Was im allgemeinen Facebook-Kommentarspalten-Müll unterging, war die Frage danach, was eigentlich überhaupt passiert war. Der HSV, ein Klub der Asylgegner? Mitnichten. Bereits vor einigen Monaten hatte der Bezirk Altona eine Zentrale Erstaufnahmeeinrichtung für Flüchtlinge auf einem vom HSV gepachteten Parkplatz nahe des Stadions eingerichtet – auf Initiative des Klubs. Etwa 1300 Flüchtlinge sind dort untergebracht, auf einer Fläche, die 300 von insgesamt 1500 Parkplätzen entspricht. Als der Bezirk diese nun ohne Absprache erweiterte, antwortete der Verein mit einer Unterlassunsgsanordung. „Die Lösung kann nicht sein, uns zu enteignen“, sagte HSV Mediendirektor Jörn Wolf dem „Abendblatt“ im selben Artikel. „Verkehrstechnisch würden große Probleme entstehen, wenn weitere Parkfläche verloren gingen.“
Da aber war der Stein bereits ins Rollen gelangt und der Ton derart rau, dass sich der HSV zu einer Stellungnahme genötigt sah. „Diese Darstellung verletzt grob die Haltung, die Werte und die soziale Verantwortung unseres Clubs“, wurde dort der Vorstandsvorsitzende Dietmar Beiersdorfer zitiert. Die Frage sei nicht, ob weitere Flächen zur Verfügung gestellt werden, sondern wo, und wie „die Ausweitung der Unterkünfte bestmöglich mit dem Spielbetrieb des HSV in Einklang“ gebracht werden könne.

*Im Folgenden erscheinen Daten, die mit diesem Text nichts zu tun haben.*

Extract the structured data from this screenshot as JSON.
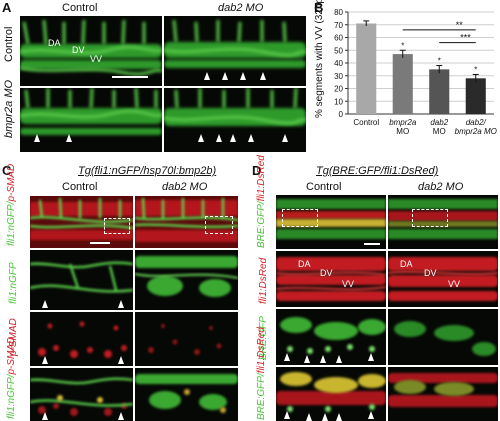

Mit „dieser Darstellung“ dürfte die irreführend verknappte Anmoderation des Artikels bei Facebook gemeint sein, auf die viele der Shitstormer ansprangen, ohne den Text zu lesen, in dem die Kompromissbemühungen des Klubs durchaus erwähnt wurden. Als der HSV die Erklärung bei Facebook teilte, dauerte es freilich wieder nur Sekunden, bis sich die ersten Minderbemittelten zu Hass-Kommentaren hinreißen ließen.

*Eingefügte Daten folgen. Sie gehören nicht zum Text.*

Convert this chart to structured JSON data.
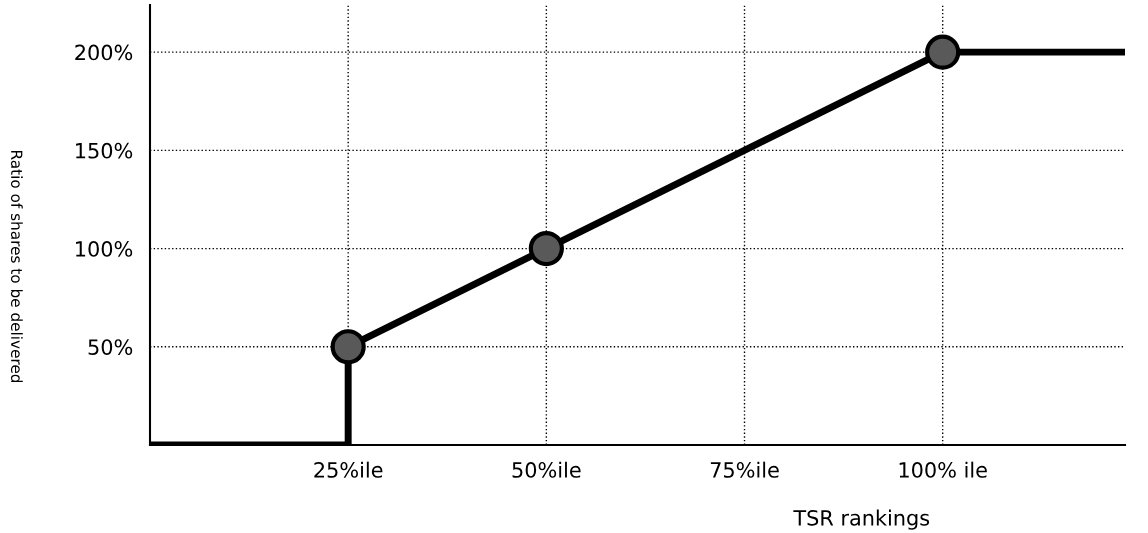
{
  "chart_data": {
    "type": "line",
    "xlabel": "TSR rankings",
    "ylabel": "Ratio of shares to be delivered",
    "xlim": [
      0,
      123
    ],
    "ylim": [
      0,
      224
    ],
    "xticks": [
      {
        "value": 25,
        "label": "25%ile"
      },
      {
        "value": 50,
        "label": "50%ile"
      },
      {
        "value": 75,
        "label": "75%ile"
      },
      {
        "value": 100,
        "label": "100% ile"
      }
    ],
    "yticks": [
      {
        "value": 50,
        "label": "50%"
      },
      {
        "value": 100,
        "label": "100%"
      },
      {
        "value": 150,
        "label": "150%"
      },
      {
        "value": 200,
        "label": "200%"
      }
    ],
    "grid": true,
    "series": [
      {
        "color": "#000000",
        "x": [
          0,
          25,
          25,
          50,
          100,
          123
        ],
        "values": [
          0,
          0,
          50,
          100,
          200,
          200
        ]
      },
      {
        "type": "scatter",
        "color": "#595959",
        "marker": "circle",
        "x": [
          25,
          50,
          100
        ],
        "values": [
          50,
          100,
          200
        ]
      }
    ]
  }
}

„Willkommenskultur und konstruktiver Umgang mit Geflüchteten“
Der HSV ist also nicht im geringsten ein Asylgegner, viel eher ist der Verein um den Dialog bemüht und trifft sich am Donnerstag mit Innenbehörde und Bezirksamt, um an einer Lösung zu arbeiten. Zudem verwies der HSV auf die „Willkommenskultur“, zu der der Klub, auch durch Aktionen wie Kartenkontingente für Flüchtlinge bei Heimspielen, beitragen wolle. Darstellungen wie jene im „Abendblatt“ seien daher „nicht nur zu unserem eigenen Schaden sondern wirken vor allem einem guten konstruktiven Umgang in der gesamten Gesellschaft mit den Geflüchteten, die in unser Land kommen, entgegen. Dies werden wir nicht zulassen“.
Mit einer „Willkommenskultur“ ist es in den Facebook-Kommentarspalten derweil nicht weit her, die Flüchtlings‑, bzw. Rassistenproblematik ist auch die Problematik eines digitalen Stammtisches. Dem HSV – und auch Til Schweiger – muss man dankbar sein, dass sie sich für Flüchtlinge engagieren und klar Position bekennen in einer Debatte, die in den Sozialen Medien leider von unterbelichteten Arschgeigen mit Schaum vorm Mund dominiert wird. Das, liebe Asylgegner, wird man ja wohl noch sagen dürfen.